By Spencer Hunt and Debra Jasper
The Cincinnati Enquirer
Two days after a chest X-ray revealed pneumonia, Mark Leaseburge started struggling to breathe.
His breathing was labored in the morning and got worse throughout the day. At 7:10 p.m., workers at Weber Health Care Center in Wellington called for a doctor.
Mr. Leaseburge was put on a ventilator at a hospital, where he died more than a month later, on April 12, 1998.
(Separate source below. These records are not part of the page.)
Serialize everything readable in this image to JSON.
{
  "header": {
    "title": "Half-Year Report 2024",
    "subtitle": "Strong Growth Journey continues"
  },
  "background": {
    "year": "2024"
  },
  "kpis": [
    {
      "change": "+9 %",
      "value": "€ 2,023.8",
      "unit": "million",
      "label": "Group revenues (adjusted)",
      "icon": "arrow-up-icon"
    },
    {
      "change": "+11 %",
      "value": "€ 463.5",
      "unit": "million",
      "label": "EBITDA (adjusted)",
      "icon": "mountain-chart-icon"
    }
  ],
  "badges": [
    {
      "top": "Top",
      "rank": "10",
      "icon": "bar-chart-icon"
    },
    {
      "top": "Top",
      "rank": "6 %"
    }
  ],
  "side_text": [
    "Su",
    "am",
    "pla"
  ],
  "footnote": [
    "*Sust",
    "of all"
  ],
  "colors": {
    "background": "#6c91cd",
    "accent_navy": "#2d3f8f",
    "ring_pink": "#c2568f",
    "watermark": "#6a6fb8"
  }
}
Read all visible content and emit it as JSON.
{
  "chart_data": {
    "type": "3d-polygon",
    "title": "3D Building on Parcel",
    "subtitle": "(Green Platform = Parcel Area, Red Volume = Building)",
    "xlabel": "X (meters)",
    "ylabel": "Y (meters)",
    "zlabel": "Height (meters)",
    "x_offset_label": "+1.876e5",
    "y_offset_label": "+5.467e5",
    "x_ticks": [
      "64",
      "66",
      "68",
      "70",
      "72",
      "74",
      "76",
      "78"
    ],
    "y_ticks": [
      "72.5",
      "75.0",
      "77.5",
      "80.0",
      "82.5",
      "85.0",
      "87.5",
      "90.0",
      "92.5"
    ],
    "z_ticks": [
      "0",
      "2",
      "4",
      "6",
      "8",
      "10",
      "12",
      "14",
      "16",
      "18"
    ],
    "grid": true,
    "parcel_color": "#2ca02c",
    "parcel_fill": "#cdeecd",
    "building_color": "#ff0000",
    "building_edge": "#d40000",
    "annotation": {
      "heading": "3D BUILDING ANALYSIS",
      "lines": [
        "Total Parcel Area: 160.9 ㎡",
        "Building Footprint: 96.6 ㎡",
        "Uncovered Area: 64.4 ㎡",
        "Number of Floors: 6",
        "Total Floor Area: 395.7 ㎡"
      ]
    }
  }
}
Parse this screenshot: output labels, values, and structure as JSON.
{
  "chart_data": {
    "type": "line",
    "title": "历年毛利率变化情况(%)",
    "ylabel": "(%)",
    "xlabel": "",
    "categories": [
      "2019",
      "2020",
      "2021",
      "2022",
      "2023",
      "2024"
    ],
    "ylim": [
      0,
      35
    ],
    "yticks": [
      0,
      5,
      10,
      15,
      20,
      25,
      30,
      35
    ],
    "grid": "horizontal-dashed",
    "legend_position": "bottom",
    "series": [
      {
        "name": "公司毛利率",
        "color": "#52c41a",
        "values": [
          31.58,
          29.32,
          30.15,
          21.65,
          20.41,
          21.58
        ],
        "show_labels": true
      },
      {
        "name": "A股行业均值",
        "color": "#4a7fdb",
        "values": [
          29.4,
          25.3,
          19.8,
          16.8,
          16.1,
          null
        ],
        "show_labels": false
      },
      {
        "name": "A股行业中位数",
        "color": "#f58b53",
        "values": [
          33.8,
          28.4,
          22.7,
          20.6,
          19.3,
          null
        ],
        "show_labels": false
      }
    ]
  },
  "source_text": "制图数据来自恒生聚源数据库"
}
No autopsy was done. The cause of death was listed as "pneumonia" in state Health Department records.
The Health Department cited Mr. Leaseburge's death in January 1999 when it threatened to decertify Weber Health Care. The state faulted the center for not quickly alerting a doctor or charting what happened to the 41-year-old man.
"There was no clear picture of what happened before, during and after" the emergency, the department report states.
The state dropped its threat to decertify Weber after managers trained employees to keep more complete documents and to notify doctors in a more timely manner.
Weber Health Care Center officials won't comment.
"As far as I knew, he was getting as good a care at Weber as he got anywhere else," says Mr. Leaseburge's mother, Shirley Leaseburge of Port Orange, Fla.
She says her son developed seizures at a very early age and rarely spoke as an adult. "He made very little sound, even when he was hurt or something was wrong."